The scientists using our systems, and especially those working on instrument science, are very interested in getting data quickly. Since we can scale up as required, and event-driven processing does not delay processing runs unnecessarily, we are able to deliver data quickly to these scientists and make it immediately available in our API.

Are there any end-user disadvantages? We have definitely encountered some growing pains from this new paradigm. There is less control over when and how processing runs, so having things like release notes or delaying processing because of external information is more difficult. There has also been some difficulty over frequent re-runs of data - since our goal is to have a system which runs without any human input, any time a file is updated, it triggers a cascade of re-processing for all the downstream dependencies. There isn’t very much we can do to control this without human input, as it’s difficult to determine what has changed and if it’s important automatically. However, this does mean we expect to produce more file versions than usual. We will see if that ends up causing further problems with our end users.

Onboarding new developers

Using infrastructure as code gives a written, strictly defined record of the required infrastructure for running processing.

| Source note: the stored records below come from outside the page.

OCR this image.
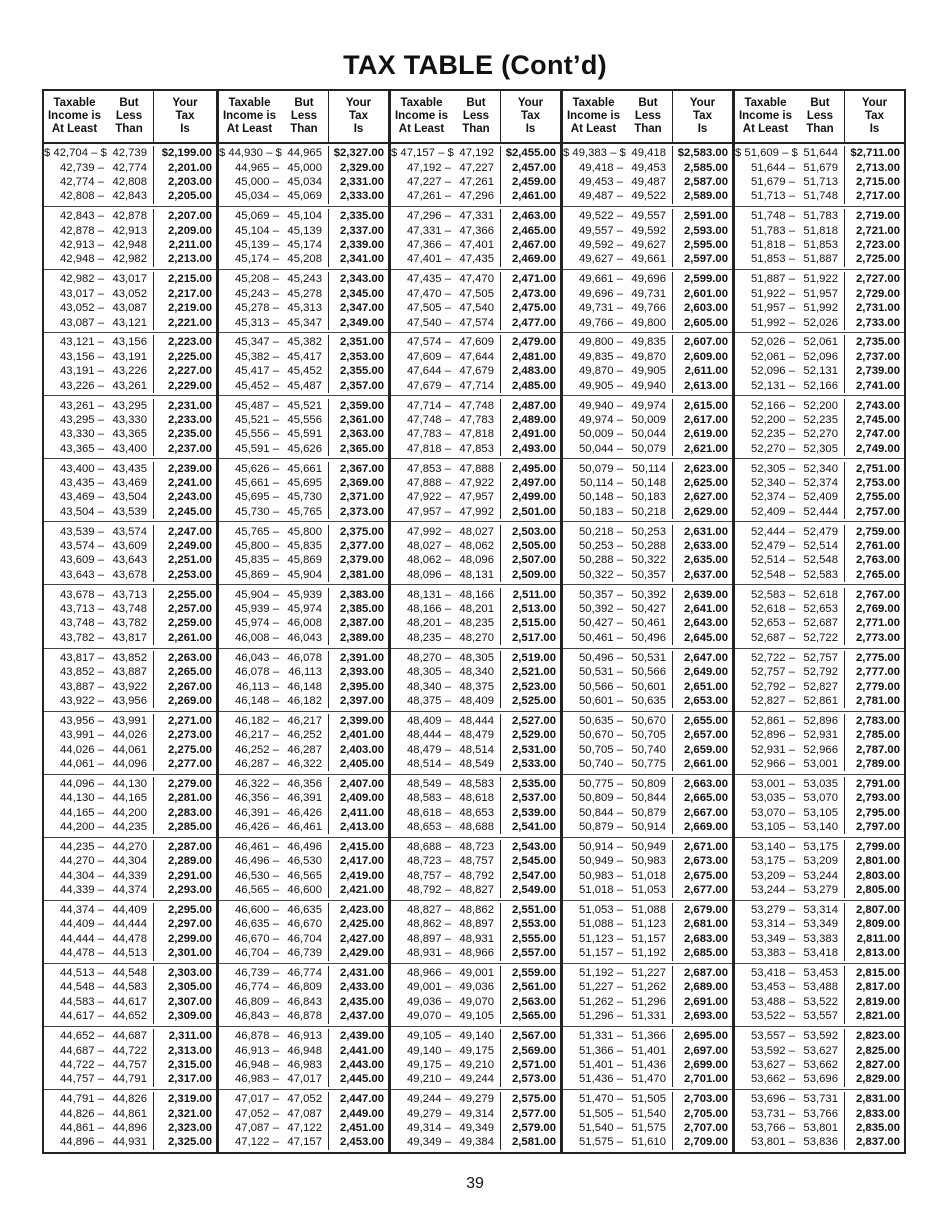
TAX TABLE (Cont’d)
Taxable
Income is
At Least
But
Less
Than
Your
Tax
Is
$ 42,704 – $ 42,739	$2,199.00
42,739 – 42,774	2,201.00
42,774 – 42,808	2,203.00
42,808 – 42,843	2,205.00
42,843 – 42,878	2,207.00
42,878 – 42,913	2,209.00
42,913 – 42,948	2,211.00
42,948 – 42,982	2,213.00
42,982 – 43,017	2,215.00
43,017 – 43,052	2,217.00
43,052 – 43,087	2,219.00
43,087 – 43,121	2,221.00
43,121 – 43,156	2,223.00
43,156 – 43,191	2,225.00
43,191 – 43,226	2,227.00
43,226 – 43,261	2,229.00
43,261 – 43,295	2,231.00
43,295 – 43,330	2,233.00
43,330 – 43,365	2,235.00
43,365 – 43,400	2,237.00
43,400 – 43,435	2,239.00
43,435 – 43,469	2,241.00
43,469 – 43,504	2,243.00
43,504 – 43,539	2,245.00
43,539 – 43,574	2,247.00
43,574 – 43,609	2,249.00
43,609 – 43,643	2,251.00
43,643 – 43,678	2,253.00
43,678 – 43,713	2,255.00
43,713 – 43,748	2,257.00
43,748 – 43,782	2,259.00
43,782 – 43,817	2,261.00
43,817 – 43,852	2,263.00
43,852 – 43,887	2,265.00
43,887 – 43,922	2,267.00
43,922 – 43,956	2,269.00
43,956 – 43,991	2,271.00
43,991 – 44,026	2,273.00
44,026 – 44,061	2,275.00
44,061 – 44,096	2,277.00
44,096 – 44,130	2,279.00
44,130 – 44,165	2,281.00
44,165 – 44,200	2,283.00
44,200 – 44,235	2,285.00
44,235 – 44,270	2,287.00
44,270 – 44,304	2,289.00
44,304 – 44,339	2,291.00
44,339 – 44,374	2,293.00
44,374 – 44,409	2,295.00
44,409 – 44,444	2,297.00
44,444 – 44,478	2,299.00
44,478 – 44,513	2,301.00
44,513 – 44,548	2,303.00
44,548 – 44,583	2,305.00
44,583 – 44,617	2,307.00
44,617 – 44,652	2,309.00
44,652 – 44,687	2,311.00
44,687 – 44,722	2,313.00
44,722 – 44,757	2,315.00
44,757 – 44,791	2,317.00
44,791 – 44,826	2,319.00
44,826 – 44,861	2,321.00
44,861 – 44,896	2,323.00
44,896 – 44,931	2,325.00
Taxable
Income is
At Least
But
Less
Than
Your
Tax
Is
$ 44,930 – $ 44,965	$2,327.00
44,965 – 45,000	2,329.00
45,000 – 45,034	2,331.00
45,034 – 45,069	2,333.00
45,069 – 45,104	2,335.00
45,104 – 45,139	2,337.00
45,139 – 45,174	2,339.00
45,174 – 45,208	2,341.00
45,208 – 45,243	2,343.00
45,243 – 45,278	2,345.00
45,278 – 45,313	2,347.00
45,313 – 45,347	2,349.00
45,347 – 45,382	2,351.00
45,382 – 45,417	2,353.00
45,417 – 45,452	2,355.00
45,452 – 45,487	2,357.00
45,487 – 45,521	2,359.00
45,521 – 45,556	2,361.00
45,556 – 45,591	2,363.00
45,591 – 45,626	2,365.00
45,626 – 45,661	2,367.00
45,661 – 45,695	2,369.00
45,695 – 45,730	2,371.00
45,730 – 45,765	2,373.00
45,765 – 45,800	2,375.00
45,800 – 45,835	2,377.00
45,835 – 45,869	2,379.00
45,869 – 45,904	2,381.00
45,904 – 45,939	2,383.00
45,939 – 45,974	2,385.00
45,974 – 46,008	2,387.00
46,008 – 46,043	2,389.00
46,043 – 46,078	2,391.00
46,078 – 46,113	2,393.00
46,113 – 46,148	2,395.00
46,148 – 46,182	2,397.00
46,182 – 46,217	2,399.00
46,217 – 46,252	2,401.00
46,252 – 46,287	2,403.00
46,287 – 46,322	2,405.00
46,322 – 46,356	2,407.00
46,356 – 46,391	2,409.00
46,391 – 46,426	2,411.00
46,426 – 46,461	2,413.00
46,461 – 46,496	2,415.00
46,496 – 46,530	2,417.00
46,530 – 46,565	2,419.00
46,565 – 46,600	2,421.00
46,600 – 46,635	2,423.00
46,635 – 46,670	2,425.00
46,670 – 46,704	2,427.00
46,704 – 46,739	2,429.00
46,739 – 46,774	2,431.00
46,774 – 46,809	2,433.00
46,809 – 46,843	2,435.00
46,843 – 46,878	2,437.00
46,878 – 46,913	2,439.00
46,913 – 46,948	2,441.00
46,948 – 46,983	2,443.00
46,983 – 47,017	2,445.00
47,017 – 47,052	2,447.00
47,052 – 47,087	2,449.00
47,087 – 47,122	2,451.00
47,122 – 47,157	2,453.00
Taxable
Income is
At Least
But
Less
Than
Your
Tax
Is
$ 47,157 – $ 47,192	$2,455.00
47,192 – 47,227	2,457.00
47,227 – 47,261	2,459.00
47,261 – 47,296	2,461.00
47,296 – 47,331	2,463.00
47,331 – 47,366	2,465.00
47,366 – 47,401	2,467.00
47,401 – 47,435	2,469.00
47,435 – 47,470	2,471.00
47,470 – 47,505	2,473.00
47,505 – 47,540	2,475.00
47,540 – 47,574	2,477.00
47,574 – 47,609	2,479.00
47,609 – 47,644	2,481.00
47,644 – 47,679	2,483.00
47,679 – 47,714	2,485.00
47,714 – 47,748	2,487.00
47,748 – 47,783	2,489.00
47,783 – 47,818	2,491.00
47,818 – 47,853	2,493.00
47,853 – 47,888	2,495.00
47,888 – 47,922	2,497.00
47,922 – 47,957	2,499.00
47,957 – 47,992	2,501.00
47,992 – 48,027	2,503.00
48,027 – 48,062	2,505.00
48,062 – 48,096	2,507.00
48,096 – 48,131	2,509.00
48,131 – 48,166	2,511.00
48,166 – 48,201	2,513.00
48,201 – 48,235	2,515.00
48,235 – 48,270	2,517.00
48,270 – 48,305	2,519.00
48,305 – 48,340	2,521.00
48,340 – 48,375	2,523.00
48,375 – 48,409	2,525.00
48,409 – 48,444	2,527.00
48,444 – 48,479	2,529.00
48,479 – 48,514	2,531.00
48,514 – 48,549	2,533.00
48,549 – 48,583	2,535.00
48,583 – 48,618	2,537.00
48,618 – 48,653	2,539.00
48,653 – 48,688	2,541.00
48,688 – 48,723	2,543.00
48,723 – 48,757	2,545.00
48,757 – 48,792	2,547.00
48,792 – 48,827	2,549.00
48,827 – 48,862	2,551.00
48,862 – 48,897	2,553.00
48,897 – 48,931	2,555.00
48,931 – 48,966	2,557.00
48,966 – 49,001	2,559.00
49,001 – 49,036	2,561.00
49,036 – 49,070	2,563.00
49,070 – 49,105	2,565.00
49,105 – 49,140	2,567.00
49,140 – 49,175	2,569.00
49,175 – 49,210	2,571.00
49,210 – 49,244	2,573.00
49,244 – 49,279	2,575.00
49,279 – 49,314	2,577.00
49,314 – 49,349	2,579.00
49,349 – 49,384	2,581.00
Taxable
Income is
At Least
But
Less
Than
Your
Tax
Is
$ 49,383 – $ 49,418	$2,583.00
49,418 – 49,453	2,585.00
49,453 – 49,487	2,587.00
49,487 – 49,522	2,589.00
49,522 – 49,557	2,591.00
49,557 – 49,592	2,593.00
49,592 – 49,627	2,595.00
49,627 – 49,661	2,597.00
49,661 – 49,696	2,599.00
49,696 – 49,731	2,601.00
49,731 – 49,766	2,603.00
49,766 – 49,800	2,605.00
49,800 – 49,835	2,607.00
49,835 – 49,870	2,609.00
49,870 – 49,905	2,611.00
49,905 – 49,940	2,613.00
49,940 – 49,974	2,615.00
49,974 – 50,009	2,617.00
50,009 – 50,044	2,619.00
50,044 – 50,079	2,621.00
50,079 – 50,114	2,623.00
50,114 – 50,148	2,625.00
50,148 – 50,183	2,627.00
50,183 – 50,218	2,629.00
50,218 – 50,253	2,631.00
50,253 – 50,288	2,633.00
50,288 – 50,322	2,635.00
50,322 – 50,357	2,637.00
50,357 – 50,392	2,639.00
50,392 – 50,427	2,641.00
50,427 – 50,461	2,643.00
50,461 – 50,496	2,645.00
50,496 – 50,531	2,647.00
50,531 – 50,566	2,649.00
50,566 – 50,601	2,651.00
50,601 – 50,635	2,653.00
50,635 – 50,670	2,655.00
50,670 – 50,705	2,657.00
50,705 – 50,740	2,659.00
50,740 – 50,775	2,661.00
50,775 – 50,809	2,663.00
50,809 – 50,844	2,665.00
50,844 – 50,879	2,667.00
50,879 – 50,914	2,669.00
50,914 – 50,949	2,671.00
50,949 – 50,983	2,673.00
50,983 – 51,018	2,675.00
51,018 – 51,053	2,677.00
51,053 – 51,088	2,679.00
51,088 – 51,123	2,681.00
51,123 – 51,157	2,683.00
51,157 – 51,192	2,685.00
51,192 – 51,227	2,687.00
51,227 – 51,262	2,689.00
51,262 – 51,296	2,691.00
51,296 – 51,331	2,693.00
51,331 – 51,366	2,695.00
51,366 – 51,401	2,697.00
51,401 – 51,436	2,699.00
51,436 – 51,470	2,701.00
51,470 – 51,505	2,703.00
51,505 – 51,540	2,705.00
51,540 – 51,575	2,707.00
51,575 – 51,610	2,709.00
Taxable
Income is
At Least
But
Less
Than
Your
Tax
Is
$ 51,609 – $ 51,644	$2,711.00
51,644 – 51,679	2,713.00
51,679 – 51,713	2,715.00
51,713 – 51,748	2,717.00
51,748 – 51,783	2,719.00
51,783 – 51,818	2,721.00
51,818 – 51,853	2,723.00
51,853 – 51,887	2,725.00
51,887 – 51,922	2,727.00
51,922 – 51,957	2,729.00
51,957 – 51,992	2,731.00
51,992 – 52,026	2,733.00
52,026 – 52,061	2,735.00
52,061 – 52,096	2,737.00
52,096 – 52,131	2,739.00
52,131 – 52,166	2,741.00
52,166 – 52,200	2,743.00
52,200 – 52,235	2,745.00
52,235 – 52,270	2,747.00
52,270 – 52,305	2,749.00
52,305 – 52,340	2,751.00
52,340 – 52,374	2,753.00
52,374 – 52,409	2,755.00
52,409 – 52,444	2,757.00
52,444 – 52,479	2,759.00
52,479 – 52,514	2,761.00
52,514 – 52,548	2,763.00
52,548 – 52,583	2,765.00
52,583 – 52,618	2,767.00
52,618 – 52,653	2,769.00
52,653 – 52,687	2,771.00
52,687 – 52,722	2,773.00
52,722 – 52,757	2,775.00
52,757 – 52,792	2,777.00
52,792 – 52,827	2,779.00
52,827 – 52,861	2,781.00
52,861 – 52,896	2,783.00
52,896 – 52,931	2,785.00
52,931 – 52,966	2,787.00
52,966 – 53,001	2,789.00
53,001 – 53,035	2,791.00
53,035 – 53,070	2,793.00
53,070 – 53,105	2,795.00
53,105 – 53,140	2,797.00
53,140 – 53,175	2,799.00
53,175 – 53,209	2,801.00
53,209 – 53,244	2,803.00
53,244 – 53,279	2,805.00
53,279 – 53,314	2,807.00
53,314 – 53,349	2,809.00
53,349 – 53,383	2,811.00
53,383 – 53,418	2,813.00
53,418 – 53,453	2,815.00
53,453 – 53,488	2,817.00
53,488 – 53,522	2,819.00
53,522 – 53,557	2,821.00
53,557 – 53,592	2,823.00
53,592 – 53,627	2,825.00
53,627 – 53,662	2,827.00
53,662 – 53,696	2,829.00
53,696 – 53,731	2,831.00
53,731 – 53,766	2,833.00
53,766 – 53,801	2,835.00
53,801 – 53,836	2,837.00
39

As long as all this code is well-documented, it is theoretically possible for a new member of the SDC to learn how the entire system works without any help or other information. In practice, it is rather difficult to put together how the entire system works, but thanks to unit tests on the infrastructure, and the ability to roll back any broken changes, it’s pretty low-impact for new developers to create and release changes. We can also deploy the entire system in a personal account for more in-depth, manual testing without affecting what is currently running.